Tuesday, September 16, 2014
When Competition Gets Ugly
I call it “competitive.” (The mister calls it “annoying.”)
Competition can be a good thing. It pushes me to work harder, to keep trying, to always give the best that I can give. As a writer, I love the competition of a good literary contest. I love to win prize money and I love the validation from my peers. Every time I make a pitch to a market, every short story I send out in the world, every agent who gets a query, it’s all competition. I want to win acceptance. And there’s nothing wrong with that.
But there’s another kind of competition in the writing world, the kind that can go wrong in a snap, the sort we don’t often talk about: the not-so-friendly competition among our writing peers.
Maybe it’s our writing group. Or maybe it’s the writing friends we’ve made from attending the same conferences, or a bunch of writers that have come together to form a group blog. Heck, it might be a passel of writers we’ve never actually met. And honestly, we might not even realize that we’ve slipped into competing with them. Until the day when a writer in one of our groups has achieved success and we think, “Are you kidding me? Her?” Because what we’re really thinking is, “But I’m the better writer. It should’ve been me.”
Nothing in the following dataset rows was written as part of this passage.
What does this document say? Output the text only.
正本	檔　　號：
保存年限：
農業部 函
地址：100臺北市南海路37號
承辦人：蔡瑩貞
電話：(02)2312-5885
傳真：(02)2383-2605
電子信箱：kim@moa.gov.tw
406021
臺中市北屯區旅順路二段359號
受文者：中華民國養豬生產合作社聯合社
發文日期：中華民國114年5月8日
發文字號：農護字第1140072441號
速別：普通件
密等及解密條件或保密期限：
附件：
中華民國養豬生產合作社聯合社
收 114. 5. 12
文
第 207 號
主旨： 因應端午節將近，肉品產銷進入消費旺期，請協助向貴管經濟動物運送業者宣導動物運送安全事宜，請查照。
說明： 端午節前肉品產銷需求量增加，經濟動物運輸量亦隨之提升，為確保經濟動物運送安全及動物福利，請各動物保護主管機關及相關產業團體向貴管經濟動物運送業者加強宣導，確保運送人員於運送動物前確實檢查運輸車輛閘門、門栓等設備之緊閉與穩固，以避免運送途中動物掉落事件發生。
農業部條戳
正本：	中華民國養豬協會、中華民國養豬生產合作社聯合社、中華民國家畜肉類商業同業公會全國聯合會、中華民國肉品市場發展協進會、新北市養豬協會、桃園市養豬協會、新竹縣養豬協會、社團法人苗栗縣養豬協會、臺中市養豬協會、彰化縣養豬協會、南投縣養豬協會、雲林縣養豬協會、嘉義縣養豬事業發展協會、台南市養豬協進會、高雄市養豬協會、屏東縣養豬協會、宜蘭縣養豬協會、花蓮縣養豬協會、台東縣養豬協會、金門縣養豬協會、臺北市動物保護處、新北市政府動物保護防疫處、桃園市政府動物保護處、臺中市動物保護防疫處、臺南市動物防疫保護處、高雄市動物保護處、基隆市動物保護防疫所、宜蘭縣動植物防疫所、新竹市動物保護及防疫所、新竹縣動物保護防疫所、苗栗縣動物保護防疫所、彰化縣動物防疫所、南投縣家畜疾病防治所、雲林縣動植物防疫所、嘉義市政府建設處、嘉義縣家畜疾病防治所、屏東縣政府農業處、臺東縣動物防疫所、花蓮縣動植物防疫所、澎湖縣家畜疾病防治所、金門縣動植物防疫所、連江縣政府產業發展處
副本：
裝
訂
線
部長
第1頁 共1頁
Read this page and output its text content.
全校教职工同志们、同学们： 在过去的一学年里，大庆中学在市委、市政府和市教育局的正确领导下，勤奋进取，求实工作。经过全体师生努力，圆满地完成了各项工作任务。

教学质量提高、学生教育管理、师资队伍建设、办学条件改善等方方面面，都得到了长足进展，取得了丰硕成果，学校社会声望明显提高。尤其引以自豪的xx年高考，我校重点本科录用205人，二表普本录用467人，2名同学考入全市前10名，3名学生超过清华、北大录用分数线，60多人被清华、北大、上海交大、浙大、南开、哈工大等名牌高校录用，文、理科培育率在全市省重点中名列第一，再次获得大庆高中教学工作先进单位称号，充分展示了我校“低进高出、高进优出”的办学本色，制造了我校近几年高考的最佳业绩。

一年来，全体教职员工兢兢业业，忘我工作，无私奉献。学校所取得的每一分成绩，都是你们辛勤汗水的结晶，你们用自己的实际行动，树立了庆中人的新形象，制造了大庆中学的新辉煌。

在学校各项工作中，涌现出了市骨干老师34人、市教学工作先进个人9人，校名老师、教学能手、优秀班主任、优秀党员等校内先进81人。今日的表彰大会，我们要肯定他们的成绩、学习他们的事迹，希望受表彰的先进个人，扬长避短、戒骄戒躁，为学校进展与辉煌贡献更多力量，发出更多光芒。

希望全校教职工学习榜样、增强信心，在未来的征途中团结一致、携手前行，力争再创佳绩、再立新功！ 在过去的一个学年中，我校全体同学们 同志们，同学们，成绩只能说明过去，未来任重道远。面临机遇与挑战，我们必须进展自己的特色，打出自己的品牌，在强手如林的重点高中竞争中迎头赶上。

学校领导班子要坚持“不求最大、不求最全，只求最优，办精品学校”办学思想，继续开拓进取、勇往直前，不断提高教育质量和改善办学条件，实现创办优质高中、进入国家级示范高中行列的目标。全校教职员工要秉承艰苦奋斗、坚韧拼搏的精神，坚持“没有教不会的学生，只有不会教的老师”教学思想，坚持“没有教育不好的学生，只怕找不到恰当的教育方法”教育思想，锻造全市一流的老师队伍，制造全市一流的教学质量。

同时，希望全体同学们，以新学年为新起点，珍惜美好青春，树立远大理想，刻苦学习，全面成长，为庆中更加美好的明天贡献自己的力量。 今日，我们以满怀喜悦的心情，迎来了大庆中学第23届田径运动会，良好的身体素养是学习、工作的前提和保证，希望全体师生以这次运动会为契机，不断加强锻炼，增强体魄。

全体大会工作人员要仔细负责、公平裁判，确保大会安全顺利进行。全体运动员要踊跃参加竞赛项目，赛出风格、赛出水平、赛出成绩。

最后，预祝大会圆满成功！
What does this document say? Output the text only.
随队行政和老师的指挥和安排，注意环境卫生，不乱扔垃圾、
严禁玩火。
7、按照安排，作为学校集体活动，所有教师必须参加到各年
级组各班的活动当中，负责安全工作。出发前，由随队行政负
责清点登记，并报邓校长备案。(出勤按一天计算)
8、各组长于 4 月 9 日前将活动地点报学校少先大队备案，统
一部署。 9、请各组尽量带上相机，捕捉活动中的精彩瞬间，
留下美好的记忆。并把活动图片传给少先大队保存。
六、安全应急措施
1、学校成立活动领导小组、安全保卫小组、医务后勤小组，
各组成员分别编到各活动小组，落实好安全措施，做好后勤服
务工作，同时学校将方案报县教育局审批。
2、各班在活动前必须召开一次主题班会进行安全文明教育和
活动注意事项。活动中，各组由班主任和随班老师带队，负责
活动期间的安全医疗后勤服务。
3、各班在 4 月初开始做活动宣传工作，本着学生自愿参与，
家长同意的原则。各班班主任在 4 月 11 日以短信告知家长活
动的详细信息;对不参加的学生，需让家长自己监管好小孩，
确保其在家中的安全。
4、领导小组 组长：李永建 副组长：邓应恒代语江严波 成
Uh-oh. Competition is fixin’ to bring out something ugly in us.
Because once that competitive mindset kicks into full gear, it’s not long before we get…well, fanatical, obsessively dwelling on another person’s writing journey, constantly comparing achievements, allowing someone else’s business to become our business. Ultimately, we can waste a whole lot of hours and energy and brain cells that could’ve been used much more productively. And as grammatically incorrect as the expression is, it comes down to this: “Ain’t nobody got time for that.”
So if you’ve found yourself sliding down that slippery slope, call a time out. The end game is about what you want to achieve; it’s about working hard and believing in yourself. It’s about sticking to your game plan and not worrying about anyone else’s game.
Give a cheer for your friends when they have success, and then get back to your journey. Make competition work for your writing, and before you know it, you’ll be screaming, yelling, and doing the happy dance for your own success!